BCCI bigwigs are set to give the inaugural Indian Premier League awards a miss in the wake of the spat with Lalit Modi but the function still promises to be a glitzy affair.
The Awards Night, to be held in Mumbai on Friday, will honour the best-performing players in the IPL over the last month and a half. The function is set to be a Bollywood-style entertainment extravaganza which will be hosted by Shah Rukh Khan and Karan Johar.
Invitations for the awards function have been sent to all BCCI and IPL's Governing Council members, all franchise owners, players and support staff, along with the owners of the two new teams - Kochi and Pune - which are to make their debut in the league in 2011.
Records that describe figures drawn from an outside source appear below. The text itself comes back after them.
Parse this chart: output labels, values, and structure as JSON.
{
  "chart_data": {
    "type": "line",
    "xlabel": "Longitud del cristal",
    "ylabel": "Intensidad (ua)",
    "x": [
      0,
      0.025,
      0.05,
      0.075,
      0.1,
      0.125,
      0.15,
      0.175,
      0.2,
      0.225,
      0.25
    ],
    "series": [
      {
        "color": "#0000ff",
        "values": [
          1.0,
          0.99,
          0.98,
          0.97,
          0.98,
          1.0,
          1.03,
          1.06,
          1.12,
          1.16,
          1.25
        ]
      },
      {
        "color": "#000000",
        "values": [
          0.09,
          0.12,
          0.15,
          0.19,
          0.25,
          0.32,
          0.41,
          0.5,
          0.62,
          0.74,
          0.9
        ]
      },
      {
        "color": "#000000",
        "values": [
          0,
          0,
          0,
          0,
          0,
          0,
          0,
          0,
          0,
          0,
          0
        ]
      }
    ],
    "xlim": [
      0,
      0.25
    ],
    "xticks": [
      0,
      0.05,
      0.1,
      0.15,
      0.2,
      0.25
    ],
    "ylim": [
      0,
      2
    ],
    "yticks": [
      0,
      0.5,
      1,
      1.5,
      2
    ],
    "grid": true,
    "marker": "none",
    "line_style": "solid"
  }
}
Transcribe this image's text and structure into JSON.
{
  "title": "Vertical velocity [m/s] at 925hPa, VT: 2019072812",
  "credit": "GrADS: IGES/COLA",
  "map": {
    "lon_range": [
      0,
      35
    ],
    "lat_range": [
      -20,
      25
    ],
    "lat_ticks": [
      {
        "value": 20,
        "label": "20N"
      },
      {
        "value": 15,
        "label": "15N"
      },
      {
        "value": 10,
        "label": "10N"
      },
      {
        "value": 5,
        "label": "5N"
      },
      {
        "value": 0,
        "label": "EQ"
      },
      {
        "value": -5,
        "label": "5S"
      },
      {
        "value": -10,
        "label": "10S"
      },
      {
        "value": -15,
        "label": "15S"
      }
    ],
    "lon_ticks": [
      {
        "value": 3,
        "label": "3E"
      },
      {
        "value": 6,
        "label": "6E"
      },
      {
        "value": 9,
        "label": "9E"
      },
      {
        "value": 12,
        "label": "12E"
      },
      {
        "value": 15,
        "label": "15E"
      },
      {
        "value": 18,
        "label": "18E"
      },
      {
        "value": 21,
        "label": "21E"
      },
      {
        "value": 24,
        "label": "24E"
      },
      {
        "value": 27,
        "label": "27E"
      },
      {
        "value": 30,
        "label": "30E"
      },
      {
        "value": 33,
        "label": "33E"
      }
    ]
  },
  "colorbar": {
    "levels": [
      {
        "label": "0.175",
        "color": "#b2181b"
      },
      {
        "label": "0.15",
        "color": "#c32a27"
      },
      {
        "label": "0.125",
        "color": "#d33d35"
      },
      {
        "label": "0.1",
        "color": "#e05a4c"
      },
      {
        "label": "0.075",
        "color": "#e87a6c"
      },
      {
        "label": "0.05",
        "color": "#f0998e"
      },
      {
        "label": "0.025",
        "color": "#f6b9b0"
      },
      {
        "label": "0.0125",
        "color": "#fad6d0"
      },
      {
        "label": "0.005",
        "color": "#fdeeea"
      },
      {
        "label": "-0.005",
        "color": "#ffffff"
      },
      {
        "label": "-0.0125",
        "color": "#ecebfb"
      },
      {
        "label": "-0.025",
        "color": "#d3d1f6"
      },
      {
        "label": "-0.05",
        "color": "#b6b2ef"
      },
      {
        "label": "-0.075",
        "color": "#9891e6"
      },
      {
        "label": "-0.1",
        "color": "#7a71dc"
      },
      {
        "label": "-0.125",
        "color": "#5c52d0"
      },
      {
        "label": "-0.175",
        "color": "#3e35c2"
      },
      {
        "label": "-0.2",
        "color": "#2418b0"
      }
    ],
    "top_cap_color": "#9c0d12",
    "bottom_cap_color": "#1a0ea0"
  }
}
But if BCCI officials, notably president Shashank Manohar, secretary N Srinivasan and his predecessor Niranjan Shah - also the current vice chairman of its sub-committee IPL - choose to give it a short shrift, it would come as a bit of dampener.
"We can't take a roll call and find out who all would be attending it. Whoever wants to come will be at the function," BCCI sources said on Thursday. But according to latest indications none of them will grace the occasion.
The awards function could also be the last time IPL Commissioner Modi, whose tenure at the helm of affairs is hanging by a thread, will be calling the shots at the Board's precincts as a strong lobby is working towards removing him from the post in the wake of the huge controversy the IPL.
Among the jury panel is former India captain Sunil Gavaskar who is also a GC member while Modi is its convener. There are two other ex-cricketers in the Council former captains Mansoor Ali Khan Pataudi and Ravi Shastri.
If the top bosses of BCCI skip the awards ceremony, as is expected in some quarters, it would amount to an indirect slap on the cricketers who have sweated it out for close to six weeks.
A total of 22 categories of awards, including nine jury awards, would be given away.
Reporters from the print and electronic media have been excluded from the function while photographers and TV camera crew would be able to shoot the proceedings.
Further embarrassment awaits Modi, who is considering moving the court to stop the April 26 governing council meeting which has been convened by BCCI secretary Srinivasan.
Sources reveal that the BCCI top brass might also not attend the grand final of the Twenty20 tournament between Mumbai Indians and Chennai Super Kings, which is owned by Srinivasan's India Cements Group.